Dans son Manuel du géologue, Dana dit : « Les premiers des poissons, au lieu d’être du degré le plus inférieur, appartenaient aux espèces les plus parfaites. C’étaient des ganoïdes ou poissons reptiliens, c’est-à-dire intermédiaires entre les poissons et les reptiles ; c’étaient des poissons comprenant dans leur structure quelques caractères reptiliens, et par suite nommés types compréhensifs (voir le lépidosté osseux). »

Le groupe des Ganoïdes ne repose à proprement parler que sur un seul caractère commun, l’identité osseuse des écailles — retrouvées dans des dépouilles fossiles nécessairement informes — qui sont un témoignage incontestable de l’antiquité de ces espèces portant cuirasse, armées en chevaliers, dix mille, cent mille ans peut-être avant les croisades, et vivant en sybarites dans des eaux étuvées, presque bouillantes. Cette armure qui les protégeait jadis contre des effluves brûlantes ne leur vaut aujourd’hui que la considération prêtée à ce qui dure longtemps.

Laissons parler l’histoire, nous y trouverons bientôt profit. J’emprunte ici une page aux Merveilles de la Nature de Brehn :

« En 1833, Louis Agassiz, étudiant les poissons fossiles, s’aperçut rapidernent que les caractères à l’aide desquels on classe les poissons actuels ne pouvaient lui être d’aucun secours pour la détermination : les organes mous ont en effet toujours disparu, et le paléontologiste n’a le plus souvent à sa disposition que des débris isolés, que des parties fragmentées, des écailles ou des dents détachées, rarement un animal entier, et encore, dans ce dernier cas de beaucoup le plus favorable, nous n’avons pas la dentition de la voûte palatine qui donne de si bons caractères, et il nous manque encore beaucoup de renseignements.

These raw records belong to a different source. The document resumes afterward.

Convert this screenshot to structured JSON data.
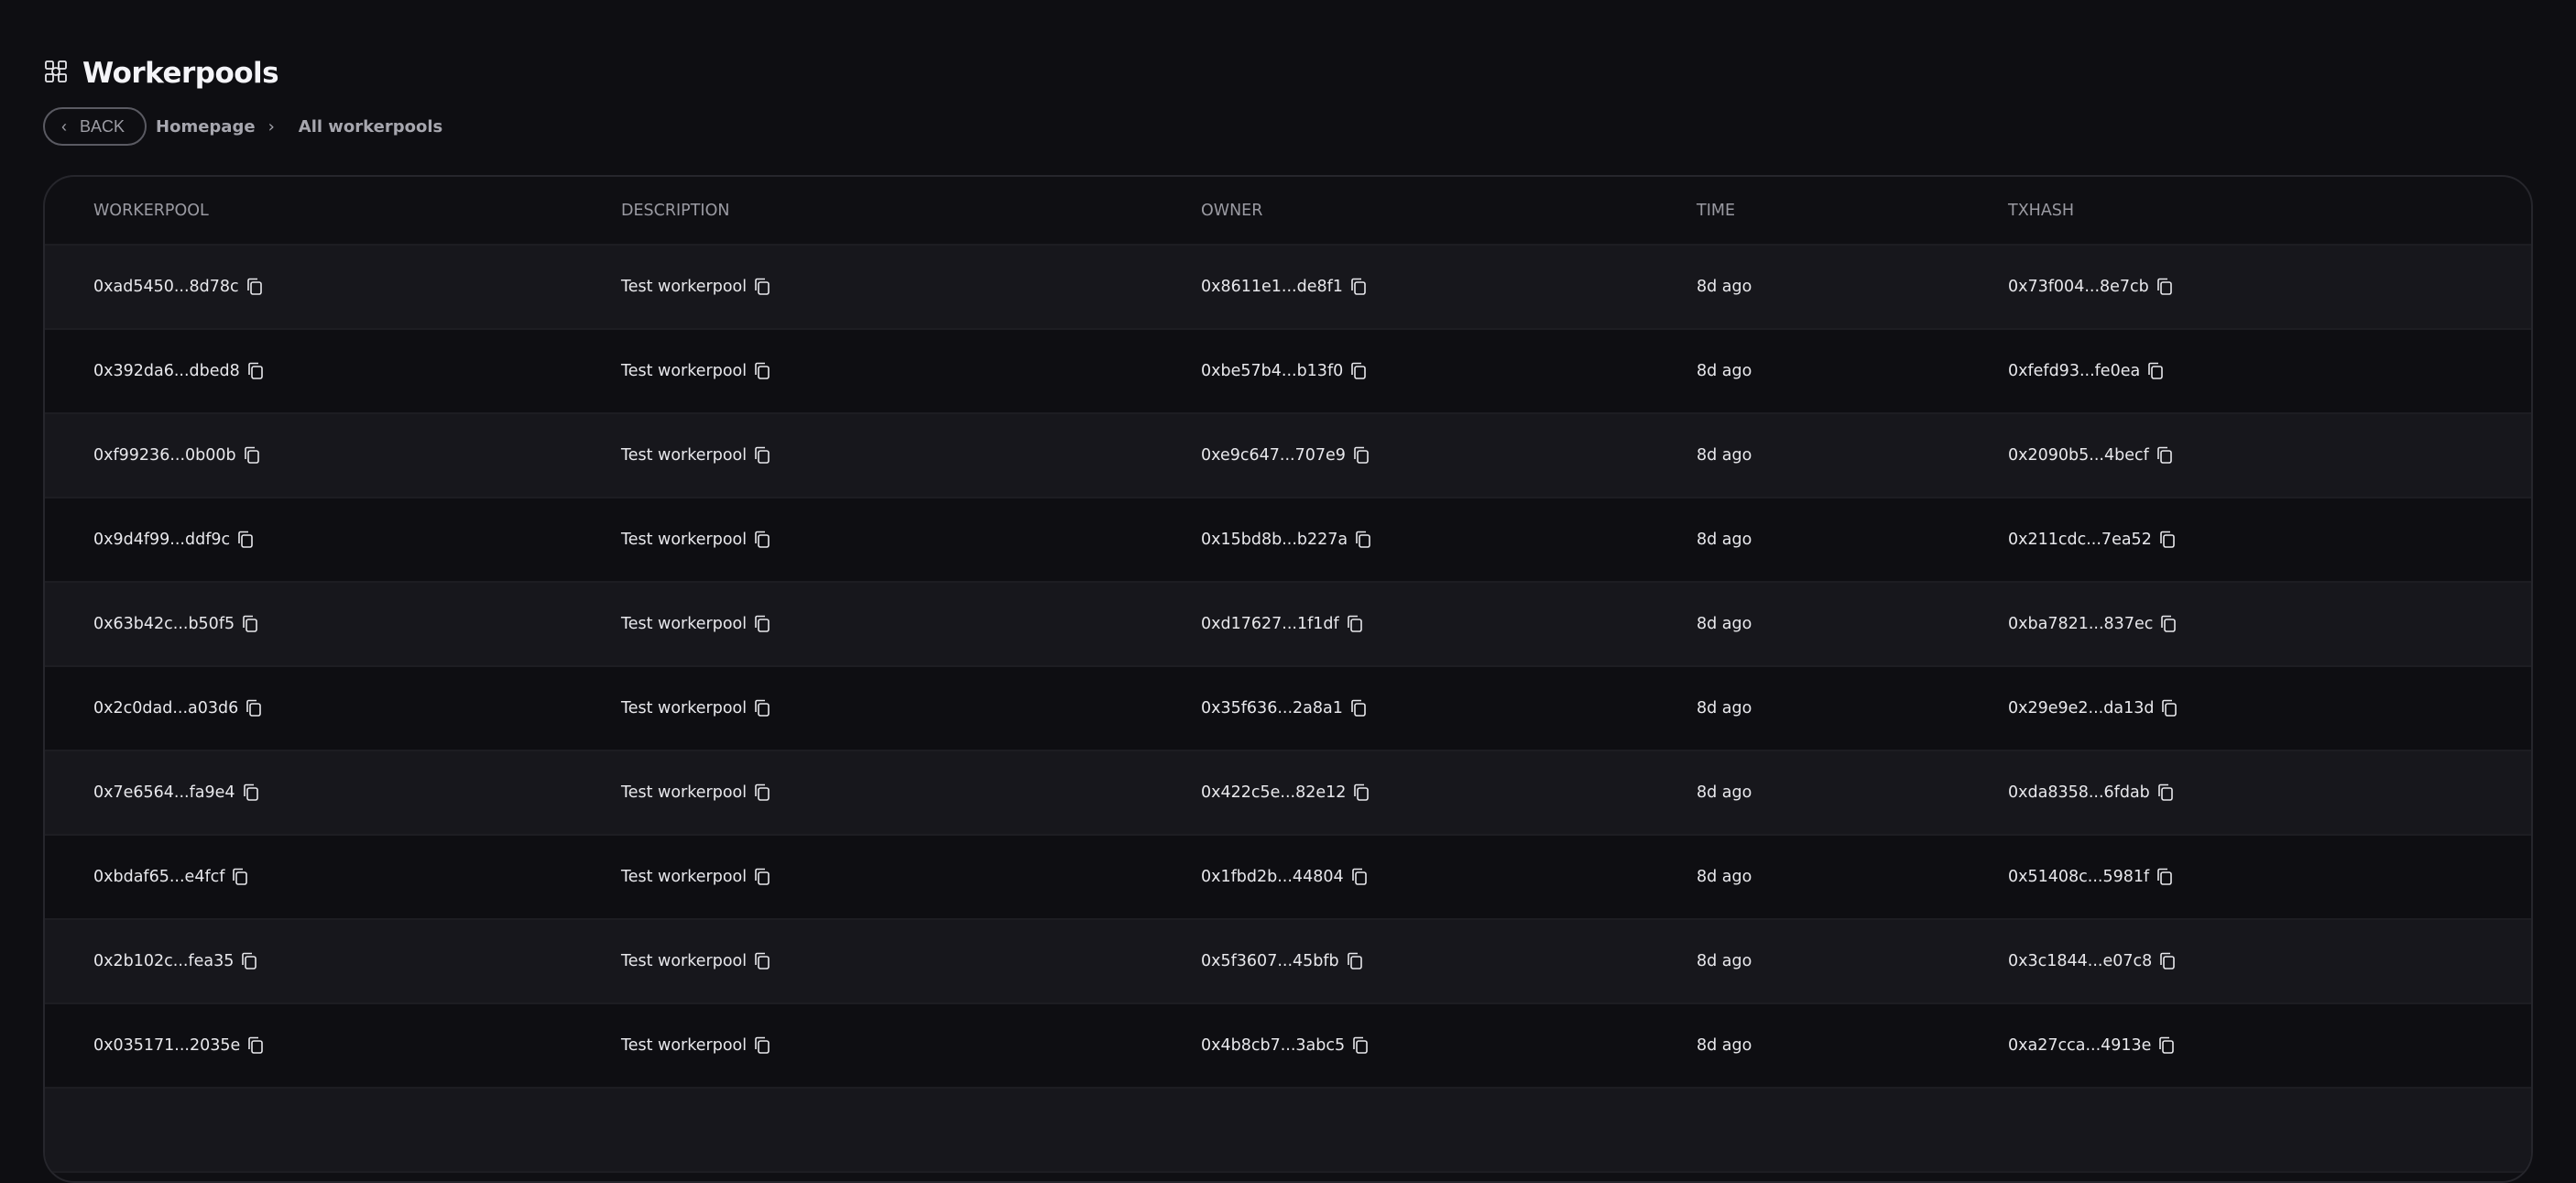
{
  "page": {
    "title": "Workerpools",
    "icon": "workerpool-icon"
  },
  "breadcrumb": {
    "back_label": "BACK",
    "items": [
      "Homepage",
      "All workerpools"
    ]
  },
  "table": {
    "columns": [
      "WORKERPOOL",
      "DESCRIPTION",
      "OWNER",
      "TIME",
      "TXHASH"
    ],
    "rows": [
      [
        "0xad5450...8d78c",
        "Test workerpool",
        "0x8611e1...de8f1",
        "8d ago",
        "0x73f004...8e7cb"
      ],
      [
        "0x392da6...dbed8",
        "Test workerpool",
        "0xbe57b4...b13f0",
        "8d ago",
        "0xfefd93...fe0ea"
      ],
      [
        "0xf99236...0b00b",
        "Test workerpool",
        "0xe9c647...707e9",
        "8d ago",
        "0x2090b5...4becf"
      ],
      [
        "0x9d4f99...ddf9c",
        "Test workerpool",
        "0x15bd8b...b227a",
        "8d ago",
        "0x211cdc...7ea52"
      ],
      [
        "0x63b42c...b50f5",
        "Test workerpool",
        "0xd17627...1f1df",
        "8d ago",
        "0xba7821...837ec"
      ],
      [
        "0x2c0dad...a03d6",
        "Test workerpool",
        "0x35f636...2a8a1",
        "8d ago",
        "0x29e9e2...da13d"
      ],
      [
        "0x7e6564...fa9e4",
        "Test workerpool",
        "0x422c5e...82e12",
        "8d ago",
        "0xda8358...6fdab"
      ],
      [
        "0xbdaf65...e4fcf",
        "Test workerpool",
        "0x1fbd2b...44804",
        "8d ago",
        "0x51408c...5981f"
      ],
      [
        "0x2b102c...fea35",
        "Test workerpool",
        "0x5f3607...45bfb",
        "8d ago",
        "0x3c1844...e07c8"
      ],
      [
        "0x035171...2035e",
        "Test workerpool",
        "0x4b8cb7...3abc5",
        "8d ago",
        "0xa27cca...4913e"
      ]
    ]
  }
}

« Frappé de ce fait, Agassiz chercha s’il ne trouverait pas dans les caractères purement extérieurs les bases d’une classification, et c’est ainsi qu’il fut amené à diviser les poissons en quatre grands groupes, d’après la nature des écailles. »

Pictet a pu dire que la création de l’ordre des ganoïdes « a été le trait de génie qui domine l’ensemble du bel ouvrage sur les Poissons fossiles, par Agassiz. » Mais c’est aux patientes observations anatomiques de Johannès Muller, que nous devons de voir la famille des ganoïdes aussi simplifiée qu’elle l’est aujourd’hui.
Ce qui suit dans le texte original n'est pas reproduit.